As I sat at the picturesque waterfront park listening to Carolyn hack up a lung and Malia complain about her limited shopping time – the good of this trip began to dissolve in the negativity. The next day, my last day on HHI, I spent in bed trying to overcome the severe cold I had finally succumb to. The COVID test was negative. It was, indeed, a good old fashion whopper of a cold/flu situation that I blame heavily on the long ass drive to get there.

On our ride home, I vowed to never take a road trip with my husband again.
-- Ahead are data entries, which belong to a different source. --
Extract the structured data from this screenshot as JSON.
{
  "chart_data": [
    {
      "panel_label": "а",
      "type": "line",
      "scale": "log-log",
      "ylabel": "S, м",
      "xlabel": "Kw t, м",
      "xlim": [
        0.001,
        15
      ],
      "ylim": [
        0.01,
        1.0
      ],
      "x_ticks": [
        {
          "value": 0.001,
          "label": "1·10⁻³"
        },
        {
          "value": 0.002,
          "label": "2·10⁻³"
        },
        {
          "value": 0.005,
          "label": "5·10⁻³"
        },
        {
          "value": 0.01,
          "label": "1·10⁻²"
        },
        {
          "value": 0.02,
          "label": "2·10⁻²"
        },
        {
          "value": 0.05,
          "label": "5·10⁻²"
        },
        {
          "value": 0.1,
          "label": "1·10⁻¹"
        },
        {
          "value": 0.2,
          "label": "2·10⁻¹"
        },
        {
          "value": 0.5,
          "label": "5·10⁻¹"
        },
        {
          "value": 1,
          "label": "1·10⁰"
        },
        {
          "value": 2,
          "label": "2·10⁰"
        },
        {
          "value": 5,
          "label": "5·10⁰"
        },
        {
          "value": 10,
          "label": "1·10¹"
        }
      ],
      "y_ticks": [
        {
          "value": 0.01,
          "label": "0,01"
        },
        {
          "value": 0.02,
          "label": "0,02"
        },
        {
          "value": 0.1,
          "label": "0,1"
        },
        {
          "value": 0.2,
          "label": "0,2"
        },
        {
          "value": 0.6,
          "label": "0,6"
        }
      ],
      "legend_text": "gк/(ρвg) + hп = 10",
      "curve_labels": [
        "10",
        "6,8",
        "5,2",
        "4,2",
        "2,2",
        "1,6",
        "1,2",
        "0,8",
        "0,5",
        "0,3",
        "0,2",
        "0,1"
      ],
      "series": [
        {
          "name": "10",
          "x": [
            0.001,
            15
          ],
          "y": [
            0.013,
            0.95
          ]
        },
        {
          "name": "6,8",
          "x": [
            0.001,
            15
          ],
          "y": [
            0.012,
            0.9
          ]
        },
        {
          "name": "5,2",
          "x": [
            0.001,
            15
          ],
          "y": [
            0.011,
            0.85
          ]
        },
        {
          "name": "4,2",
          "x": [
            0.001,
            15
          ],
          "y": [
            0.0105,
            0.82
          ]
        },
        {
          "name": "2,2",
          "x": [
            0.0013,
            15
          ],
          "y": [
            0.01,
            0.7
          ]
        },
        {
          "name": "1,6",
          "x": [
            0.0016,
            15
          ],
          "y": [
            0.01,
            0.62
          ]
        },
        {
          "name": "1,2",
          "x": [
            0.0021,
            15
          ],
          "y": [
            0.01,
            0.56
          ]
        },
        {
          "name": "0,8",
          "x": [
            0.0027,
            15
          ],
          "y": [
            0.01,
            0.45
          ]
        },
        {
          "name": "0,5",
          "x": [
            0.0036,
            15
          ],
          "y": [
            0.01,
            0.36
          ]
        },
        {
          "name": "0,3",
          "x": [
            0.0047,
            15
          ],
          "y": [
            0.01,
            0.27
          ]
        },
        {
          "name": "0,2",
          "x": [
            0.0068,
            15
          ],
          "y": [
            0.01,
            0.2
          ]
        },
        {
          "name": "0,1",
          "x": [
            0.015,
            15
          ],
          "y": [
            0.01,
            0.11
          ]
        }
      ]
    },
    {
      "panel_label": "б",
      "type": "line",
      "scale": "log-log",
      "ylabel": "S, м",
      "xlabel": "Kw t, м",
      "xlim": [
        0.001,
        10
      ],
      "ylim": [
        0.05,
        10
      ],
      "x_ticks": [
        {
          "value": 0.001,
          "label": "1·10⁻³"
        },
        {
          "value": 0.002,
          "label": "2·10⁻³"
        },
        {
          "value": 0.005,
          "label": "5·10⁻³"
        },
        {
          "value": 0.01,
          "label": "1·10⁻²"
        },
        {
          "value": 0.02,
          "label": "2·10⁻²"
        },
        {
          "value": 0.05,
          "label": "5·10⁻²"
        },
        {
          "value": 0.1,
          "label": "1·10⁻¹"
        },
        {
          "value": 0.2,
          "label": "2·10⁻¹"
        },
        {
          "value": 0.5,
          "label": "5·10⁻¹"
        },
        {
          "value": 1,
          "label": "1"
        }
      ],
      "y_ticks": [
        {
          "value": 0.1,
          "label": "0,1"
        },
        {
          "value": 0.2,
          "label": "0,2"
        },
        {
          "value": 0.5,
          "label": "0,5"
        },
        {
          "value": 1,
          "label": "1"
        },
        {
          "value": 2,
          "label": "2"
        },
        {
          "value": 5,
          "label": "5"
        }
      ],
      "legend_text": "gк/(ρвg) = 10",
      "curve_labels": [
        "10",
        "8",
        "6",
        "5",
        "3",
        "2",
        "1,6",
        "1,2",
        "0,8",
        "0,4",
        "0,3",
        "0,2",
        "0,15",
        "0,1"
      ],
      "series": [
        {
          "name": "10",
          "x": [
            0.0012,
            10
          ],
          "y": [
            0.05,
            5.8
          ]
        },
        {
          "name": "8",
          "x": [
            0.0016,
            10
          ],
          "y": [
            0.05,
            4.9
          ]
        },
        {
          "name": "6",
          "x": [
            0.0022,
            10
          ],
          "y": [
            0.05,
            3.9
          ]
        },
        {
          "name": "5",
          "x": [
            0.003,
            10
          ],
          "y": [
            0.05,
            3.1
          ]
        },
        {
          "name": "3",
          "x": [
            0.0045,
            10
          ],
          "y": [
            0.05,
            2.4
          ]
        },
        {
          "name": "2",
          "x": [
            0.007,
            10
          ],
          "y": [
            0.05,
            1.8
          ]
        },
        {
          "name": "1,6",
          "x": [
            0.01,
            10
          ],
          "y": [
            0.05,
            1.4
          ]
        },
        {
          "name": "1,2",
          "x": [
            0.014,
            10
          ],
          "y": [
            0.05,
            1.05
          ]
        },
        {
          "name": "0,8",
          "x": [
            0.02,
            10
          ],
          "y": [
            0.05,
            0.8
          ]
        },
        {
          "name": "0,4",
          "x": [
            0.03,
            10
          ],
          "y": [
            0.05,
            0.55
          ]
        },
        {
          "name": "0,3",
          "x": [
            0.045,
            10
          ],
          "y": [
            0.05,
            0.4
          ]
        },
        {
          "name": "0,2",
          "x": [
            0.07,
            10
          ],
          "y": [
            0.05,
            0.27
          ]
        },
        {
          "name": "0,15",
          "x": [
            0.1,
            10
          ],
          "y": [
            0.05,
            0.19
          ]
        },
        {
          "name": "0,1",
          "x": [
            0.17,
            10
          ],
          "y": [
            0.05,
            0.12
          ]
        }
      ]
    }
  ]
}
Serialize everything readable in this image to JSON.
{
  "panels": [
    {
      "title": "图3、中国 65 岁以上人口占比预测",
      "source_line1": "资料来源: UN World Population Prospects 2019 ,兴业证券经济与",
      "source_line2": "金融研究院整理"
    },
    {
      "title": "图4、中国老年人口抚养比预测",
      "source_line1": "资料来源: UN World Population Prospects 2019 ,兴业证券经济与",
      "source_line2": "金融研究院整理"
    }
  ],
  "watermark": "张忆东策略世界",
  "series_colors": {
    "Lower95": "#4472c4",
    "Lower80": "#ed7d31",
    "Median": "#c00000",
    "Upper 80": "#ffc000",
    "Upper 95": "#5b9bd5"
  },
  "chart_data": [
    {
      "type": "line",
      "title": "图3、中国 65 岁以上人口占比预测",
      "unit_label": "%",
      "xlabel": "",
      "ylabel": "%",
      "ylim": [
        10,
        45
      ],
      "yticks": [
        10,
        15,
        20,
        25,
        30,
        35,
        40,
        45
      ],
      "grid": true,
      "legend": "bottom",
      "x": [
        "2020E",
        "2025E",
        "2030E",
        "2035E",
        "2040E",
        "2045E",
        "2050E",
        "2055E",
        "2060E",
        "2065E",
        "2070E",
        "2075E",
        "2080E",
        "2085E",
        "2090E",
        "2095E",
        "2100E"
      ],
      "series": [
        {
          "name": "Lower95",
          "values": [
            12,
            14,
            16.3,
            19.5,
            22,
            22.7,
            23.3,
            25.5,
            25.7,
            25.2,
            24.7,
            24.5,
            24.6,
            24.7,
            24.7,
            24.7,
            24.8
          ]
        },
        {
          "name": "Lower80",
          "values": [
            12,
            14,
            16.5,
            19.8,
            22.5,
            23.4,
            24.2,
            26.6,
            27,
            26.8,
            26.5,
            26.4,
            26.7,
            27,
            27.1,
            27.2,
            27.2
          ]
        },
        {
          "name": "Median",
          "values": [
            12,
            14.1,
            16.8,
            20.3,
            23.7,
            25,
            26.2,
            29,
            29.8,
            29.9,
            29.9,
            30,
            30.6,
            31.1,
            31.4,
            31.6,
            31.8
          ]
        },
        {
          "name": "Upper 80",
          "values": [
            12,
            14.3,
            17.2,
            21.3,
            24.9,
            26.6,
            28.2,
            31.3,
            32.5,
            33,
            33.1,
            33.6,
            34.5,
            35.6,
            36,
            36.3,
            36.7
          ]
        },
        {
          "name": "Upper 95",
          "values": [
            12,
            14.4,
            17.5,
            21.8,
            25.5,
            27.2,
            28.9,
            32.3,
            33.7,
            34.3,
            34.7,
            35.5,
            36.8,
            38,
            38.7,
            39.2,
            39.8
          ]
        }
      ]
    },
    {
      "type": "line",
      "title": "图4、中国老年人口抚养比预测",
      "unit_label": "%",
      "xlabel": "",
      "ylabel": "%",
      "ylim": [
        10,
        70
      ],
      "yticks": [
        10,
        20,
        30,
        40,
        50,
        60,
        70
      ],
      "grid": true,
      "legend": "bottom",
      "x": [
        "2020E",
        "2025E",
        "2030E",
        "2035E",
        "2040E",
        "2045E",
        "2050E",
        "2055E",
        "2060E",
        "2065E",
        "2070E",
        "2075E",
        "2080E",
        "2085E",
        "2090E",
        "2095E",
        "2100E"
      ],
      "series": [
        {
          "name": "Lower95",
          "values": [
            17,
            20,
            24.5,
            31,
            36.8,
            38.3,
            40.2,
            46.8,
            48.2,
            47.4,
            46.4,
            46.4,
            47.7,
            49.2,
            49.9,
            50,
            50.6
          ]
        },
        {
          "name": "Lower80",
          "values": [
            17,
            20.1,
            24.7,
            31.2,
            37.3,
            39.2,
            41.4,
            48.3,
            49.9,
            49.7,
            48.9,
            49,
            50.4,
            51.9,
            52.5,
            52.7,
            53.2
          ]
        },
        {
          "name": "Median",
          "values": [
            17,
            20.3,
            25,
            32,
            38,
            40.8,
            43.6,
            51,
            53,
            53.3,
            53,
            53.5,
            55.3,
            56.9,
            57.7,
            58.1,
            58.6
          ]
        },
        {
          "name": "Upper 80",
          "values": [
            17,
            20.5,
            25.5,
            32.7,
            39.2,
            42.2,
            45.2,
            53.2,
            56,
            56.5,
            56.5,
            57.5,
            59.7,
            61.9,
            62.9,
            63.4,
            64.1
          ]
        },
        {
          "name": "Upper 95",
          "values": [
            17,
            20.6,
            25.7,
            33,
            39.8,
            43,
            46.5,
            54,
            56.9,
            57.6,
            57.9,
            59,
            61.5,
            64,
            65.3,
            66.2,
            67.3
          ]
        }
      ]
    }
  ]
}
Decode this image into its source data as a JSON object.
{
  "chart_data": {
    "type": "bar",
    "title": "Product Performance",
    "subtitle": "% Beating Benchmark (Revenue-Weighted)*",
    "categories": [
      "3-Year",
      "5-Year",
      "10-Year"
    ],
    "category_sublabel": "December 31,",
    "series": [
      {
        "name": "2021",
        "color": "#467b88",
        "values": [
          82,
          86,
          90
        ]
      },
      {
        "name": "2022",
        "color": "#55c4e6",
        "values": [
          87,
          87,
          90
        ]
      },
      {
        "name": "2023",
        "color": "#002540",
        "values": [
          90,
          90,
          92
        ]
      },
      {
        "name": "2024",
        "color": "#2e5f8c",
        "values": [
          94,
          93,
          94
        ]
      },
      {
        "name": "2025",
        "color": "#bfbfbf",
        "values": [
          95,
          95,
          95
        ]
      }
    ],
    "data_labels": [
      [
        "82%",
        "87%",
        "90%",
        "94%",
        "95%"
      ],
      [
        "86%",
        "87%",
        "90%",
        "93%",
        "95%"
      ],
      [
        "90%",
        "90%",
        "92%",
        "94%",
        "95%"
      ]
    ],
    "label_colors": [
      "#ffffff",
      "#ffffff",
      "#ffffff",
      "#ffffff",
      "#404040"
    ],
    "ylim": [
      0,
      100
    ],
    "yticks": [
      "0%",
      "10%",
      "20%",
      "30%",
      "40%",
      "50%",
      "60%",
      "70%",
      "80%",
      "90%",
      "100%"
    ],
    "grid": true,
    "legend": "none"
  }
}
And I mean it this time!

The Path I Choose

Everything in this article happened on our trip and our vacation would not have be complete without both sides of the story. If we had not driven or if I had not gotten sick or if the weather would have been more consistent. If any or all these circumstances had been different, the journey certainly would have been a lot easier, but I cannot imagine I could have left with any more appreciation for our little getaway to Hilton Head Island than I have now.

As I sat on the porch on our last day, the recognition of the choice presented to me became abundantly clear. I could go home disappointed with losing half my week or I could hang on tight to all that went right throughout the week. The choice was mine. I had the power to choose my own adventure.

When I look back on my time at HHI, I smile. It was truly one of the most magical places I have ever been. The life and vitality that encompass the island instantly drew me in and provided the respite I so desperately needed. There has never been a place that captured my spirit more or felt so intimately like home than Hilton Head Island. I am infinitely grateful for the opportunity to spend time there as a family.

In the end, it is everything that went right that makes this adventure one for the books. This is the story I choose as part of my personal Choose Your Own Adventure book. I will keep the rest too, but only for comic relief.